The remodeling of cardiac gap junctions contributes to various arrhythmias in a diabetic heart. We previously reported that Epigallocatechin-3-gallate (EGCG) attenuated connexin43 (Cx43) protein downregulation induced by high glucose (HG) in neonatal rat cardiomyocytes, but Cx43 mRNA expression was not affected. It indicated the possible mechanisms of post-transcriptional regulation, which still remains unclear. As microRNAs (miRNAs) regulate gene expression widely at post-transcriptional level, we measured miR-1/206 in cardiomyocytes treated with HG and EGCG by quantitative RT-PCR and investigated their relationship with signal transduction pathways. The results showed that HG induced miR-1/206 elevation by PKC MAPK pathway.
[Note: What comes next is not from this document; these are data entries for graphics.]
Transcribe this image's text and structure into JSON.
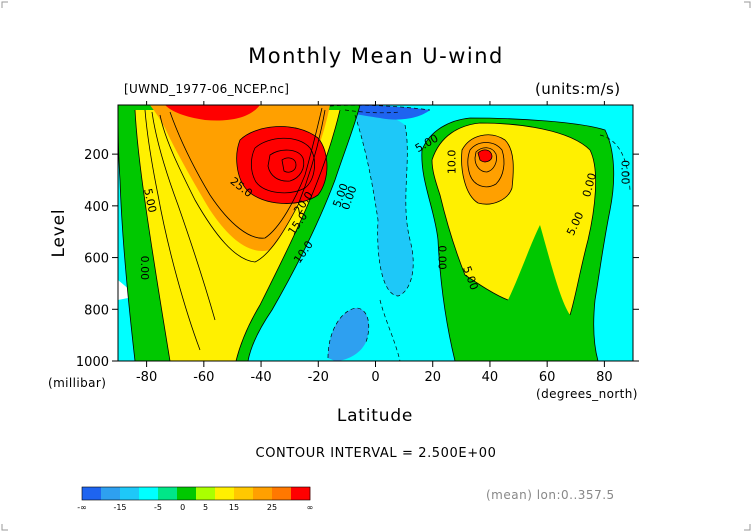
{
  "chart_data": {
    "type": "contour",
    "title": "Monthly Mean U-wind",
    "source_file": "[UWND_1977-06_NCEP.nc]",
    "units": "(units:m/s)",
    "xlabel": "Latitude",
    "x_units": "(degrees_north)",
    "ylabel": "Level",
    "y_units": "(millibar)",
    "x_ticks": [
      -80,
      -60,
      -40,
      -20,
      0,
      20,
      40,
      60,
      80
    ],
    "y_ticks": [
      200,
      400,
      600,
      800,
      1000
    ],
    "xlim": [
      -90,
      90
    ],
    "ylim": [
      1000,
      10
    ],
    "contour_interval_text": "CONTOUR INTERVAL = 2.500E+00",
    "stats_text": "(mean) lon:0..357.5",
    "contour_labels": [
      {
        "text": "25.0",
        "lat": -47,
        "lev": 330,
        "angle": 38
      },
      {
        "text": "20.0",
        "lat": -25,
        "lev": 390,
        "angle": -55
      },
      {
        "text": "15.0",
        "lat": -27,
        "lev": 470,
        "angle": -55
      },
      {
        "text": "10.0",
        "lat": -25,
        "lev": 580,
        "angle": -55
      },
      {
        "text": "5.00",
        "lat": -12,
        "lev": 360,
        "angle": -70
      },
      {
        "text": "0.00",
        "lat": -9,
        "lev": 370,
        "angle": -70
      },
      {
        "text": "5.00",
        "lat": -79,
        "lev": 380,
        "angle": 78
      },
      {
        "text": "0.00",
        "lat": -81,
        "lev": 640,
        "angle": 90
      },
      {
        "text": "5.00",
        "lat": 18,
        "lev": 160,
        "angle": -30
      },
      {
        "text": "10.0",
        "lat": 27,
        "lev": 230,
        "angle": -90
      },
      {
        "text": "0.00",
        "lat": 23,
        "lev": 600,
        "angle": 90
      },
      {
        "text": "5.00",
        "lat": 33,
        "lev": 680,
        "angle": 70
      },
      {
        "text": "5.00",
        "lat": 70,
        "lev": 470,
        "angle": -65
      },
      {
        "text": "0.00",
        "lat": 75,
        "lev": 320,
        "angle": -75
      },
      {
        "text": "0.00",
        "lat": 87,
        "lev": 270,
        "angle": 90
      }
    ],
    "colorbar": {
      "colors": [
        "#1e64f0",
        "#2ea0f0",
        "#1ec8f8",
        "#00ffff",
        "#00e688",
        "#00c800",
        "#aaff00",
        "#fff000",
        "#ffc800",
        "#ffa000",
        "#ff7800",
        "#ff0000"
      ],
      "labels": [
        "-∞",
        "-15",
        "-5",
        "0",
        "5",
        "15",
        "25",
        "∞"
      ]
    }
  }
}
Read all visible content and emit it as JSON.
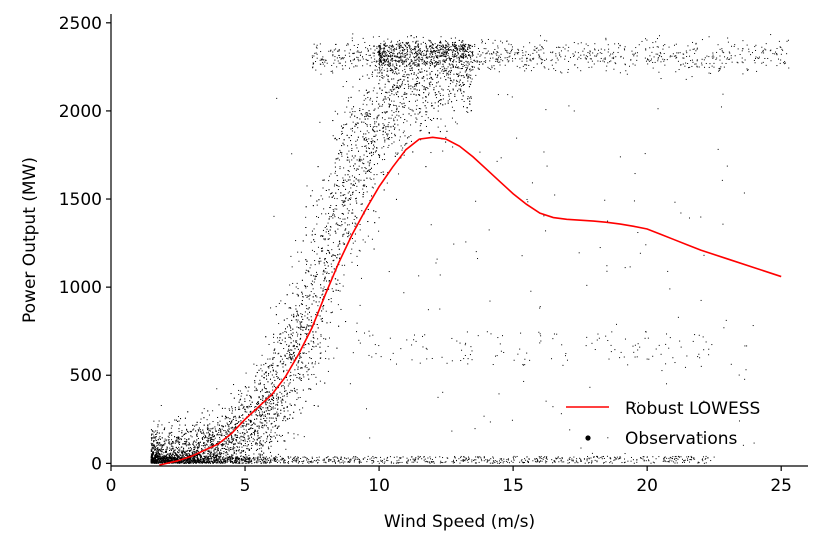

Moreover, we tested the negative regulation effect of miR-1/206 on Cx43 protein by miRNAs transfection. EGCG, however, nearly abolished the HG-induced miR-1 augmentation via P38 MAPK pathway. Therefore, our study suggested that PKC-activated miR-1/206 expression might contribute to Cx43 downregulation in HG-treated cardiomyocytes, and EGCG conferred protective effect by inhibiting miR-1 elevation via P38 MAPK pathway.